ERX-11

Clinical data
- Other names: ERα coregulator-binding modulator-11
- Routes of administration: By mouth

Identifiers
- IUPAC name 4-[[4-[[3-(2-hydroxyethoxy)-4-nitrobenzoyl]amino]-3-(2-methylpropoxy)benzoyl]amino]-3-(2-methylpropoxy)benzamide;
- CAS Number: 1350897-47-0;
- PubChem CID: 54756093;
- ChemSpider: 129558925;

Chemical and physical data
- Formula: C_{31}H_{36}N_{4}O_{9}
- Molar mass: 608.648 g·mol^{−1}
- 3D model (JSmol): Interactive image;
- SMILES CC(C)COC1=C(C=CC(=C1)C(=O)N)NC(=O)C2=CC(=C(C=C2)NC(=O)C3=CC(=C(C=C3)[N+](=O)[O-])OCCO)OCC(C)C;
- InChI InChI=1S/C31H36N4O9/c1-18(2)16-43-26-13-20(29(32)37)5-8-23(26)33-30(38)21-6-9-24(27(14-21)44-17-19(3)4)34-31(39)22-7-10-25(35(40)41)28(15-22)42-12-11-36/h5-10,13-15,18-19,36H,11-12,16-17H2,1-4H3,(H2,32,37)(H,33,38)(H,34,39); Key:WJKGWRGQNXAVTA-UHFFFAOYSA-N;

= ERX-11 =

Chemical compound

ERX-11, also known as ERα coregulator-binding modulator-11, is a novel antiestrogen and experimental hormonal antineoplastic agent which is being researched for the potential treatment of estrogen receptor-positive breast cancer. It is not a competitive antagonist of the estrogen receptor (ER) like conventional antiestrogens such as tamoxifen or fulvestrant; instead of binding to the ligand-binding site of the ER, ERX-11 interacts with a different part of the ERα and blocks protein–protein interactions of the ERα with coregulators that are necessary for the receptor to act and regulate gene expression.

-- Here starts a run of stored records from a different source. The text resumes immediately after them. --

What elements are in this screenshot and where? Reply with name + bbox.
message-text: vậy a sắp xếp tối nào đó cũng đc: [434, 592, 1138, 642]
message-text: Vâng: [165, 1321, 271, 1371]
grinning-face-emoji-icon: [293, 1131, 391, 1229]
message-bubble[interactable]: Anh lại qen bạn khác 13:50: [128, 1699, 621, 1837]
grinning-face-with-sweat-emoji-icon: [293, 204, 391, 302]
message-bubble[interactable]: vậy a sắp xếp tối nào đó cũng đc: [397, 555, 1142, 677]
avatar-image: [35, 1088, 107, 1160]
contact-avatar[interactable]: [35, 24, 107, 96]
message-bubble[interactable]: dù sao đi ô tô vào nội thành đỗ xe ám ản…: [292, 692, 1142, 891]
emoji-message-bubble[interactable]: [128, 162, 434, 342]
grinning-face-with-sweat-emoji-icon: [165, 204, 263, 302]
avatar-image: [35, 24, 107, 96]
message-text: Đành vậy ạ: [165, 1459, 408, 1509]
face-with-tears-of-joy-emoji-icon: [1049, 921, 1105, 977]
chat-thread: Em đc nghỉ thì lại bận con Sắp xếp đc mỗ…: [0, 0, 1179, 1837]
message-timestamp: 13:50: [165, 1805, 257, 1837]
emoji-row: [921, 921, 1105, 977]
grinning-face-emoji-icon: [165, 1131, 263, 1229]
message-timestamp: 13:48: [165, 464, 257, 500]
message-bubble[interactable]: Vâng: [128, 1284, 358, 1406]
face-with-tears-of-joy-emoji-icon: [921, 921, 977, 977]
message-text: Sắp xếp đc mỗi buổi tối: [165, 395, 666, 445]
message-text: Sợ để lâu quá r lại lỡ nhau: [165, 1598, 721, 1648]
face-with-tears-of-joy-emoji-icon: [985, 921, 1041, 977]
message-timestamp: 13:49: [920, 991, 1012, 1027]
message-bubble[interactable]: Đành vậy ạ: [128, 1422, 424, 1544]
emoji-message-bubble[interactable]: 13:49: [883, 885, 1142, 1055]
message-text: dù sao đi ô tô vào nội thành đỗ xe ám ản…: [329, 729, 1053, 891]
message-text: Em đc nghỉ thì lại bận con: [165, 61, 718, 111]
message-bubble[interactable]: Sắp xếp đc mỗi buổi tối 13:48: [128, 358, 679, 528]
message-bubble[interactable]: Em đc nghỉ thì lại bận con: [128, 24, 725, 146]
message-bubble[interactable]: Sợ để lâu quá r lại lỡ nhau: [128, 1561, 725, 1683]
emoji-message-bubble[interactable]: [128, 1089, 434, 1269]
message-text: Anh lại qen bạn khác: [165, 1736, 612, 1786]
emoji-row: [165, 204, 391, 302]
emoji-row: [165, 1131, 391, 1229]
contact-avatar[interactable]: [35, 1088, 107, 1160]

It was designed to bind to the coregulator binding region of the ERα and inhibit the ERα/coactivator interaction, although its precise binding site and mode of action have yet to be fully elucidated and understood. Nonetheless, it is clear that ERX-11 binds within the AF-2 domain of the ERα.

ERX-11 is an orally active small-molecule tribenzamide compound which shows good antiestrogenic potency in vitro and minimal indications of toxicity in vivo in animals, even at doses much higher than the therapeutic doses. The compound mimics a nuclear receptor binding motif that appears to be critical for the interaction of the ERα with its coactivators. It is able to disrupt interactions between the ERα and 91 ERα-binding coregulators, including SRC1, SRC3, and PELP1. ERX-11 blocked estradiol-induced proliferation in 8 of 8 ER-positive breast cancer cell lines, with IC_{50} values ranging between 250 nM and 500 nM, and was as effective as tamoxifen and fulvestrant in inhibiting the growth of the ZR-75 and MCF-7 breast cancer cell lines. It was inactive in ER-negative breast cancer cell lines.

In contrast to conventional antiestrogens like tamoxifen and fulvestrant, ERX-11 was found to block both ligand-dependent and ligand-independent ER signaling as well as ER signaling in both therapy-sensitive and therapy-resistant breast cancer cells. In addition, it disrupted interactions between the ERα and many ERα-binding coregulators not affected by conventional antiestrogens like tamoxifen (33 of 88 proteins, or 37.5%). It also induced apoptosis in breast cancer cells, unlike tamoxifen. Efforts are underway to assess ERX-11 in human clinical trials.